On Wednesday morning Richie made his first appearance in court. He’d had his hair cut very short at his father’s insistence, and he was wearing a long-sleeved sweater his father had bought him to replace the tight muscle shirt he usually wore. He looked uncomfortable and sullen, and he spoke in such a low voice that the court reporter had to ask him several times to repeat his answers.

He said he was fifteen, that he’d dropped out of school to take this cruise on the Bewitched because he wanted to and because his father said it would be a valuable experience helping to take a ship through the Canal and up the West Coast.

Most of the time he was speaking he kept his eyes downcast.

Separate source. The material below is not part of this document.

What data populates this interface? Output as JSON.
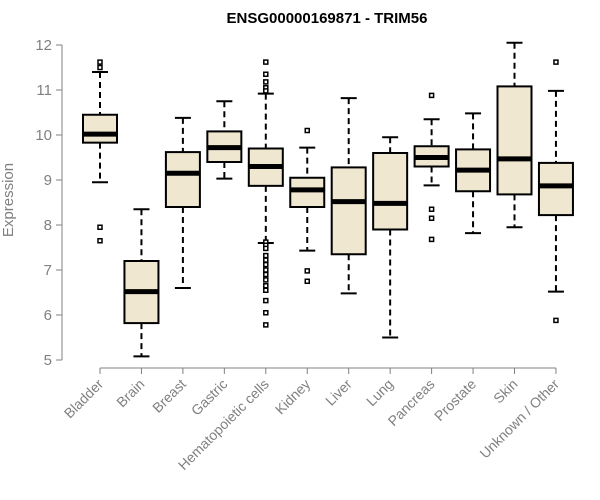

It was only when he was asked about the night Mrs. Pherson disappeared that he looked directly at Cully, almost as if he were asking permission to answer. Cully turned his head away.

Owen said, “Do you understand the meaning of the oath you took a few minutes ago, Richie?”

“I got to tell the truth.”

“And if you don’t tell the truth, what is it called?”

“Lying.”

The audience was as quick to laughter as a church congregation. The sound of laughter in court irritated Owen. He always felt that somehow it was directed against him.

“Of course, it’s lying,” he said brusquely. “The legal term is perjury, and it is a punishable offense. Now, you wouldn’t want to commit a serious offense like perjury, would you?”

Owen knew from the boy’s expression that he had taken the wrong approach. It might have worked on his own boys, but this wasn’t a boy. He was a man doing a man’s job with a man’s responsibility. He wasn’t a teenager messing around under the hood of his car; he was in the engine room of a million-dollar yacht.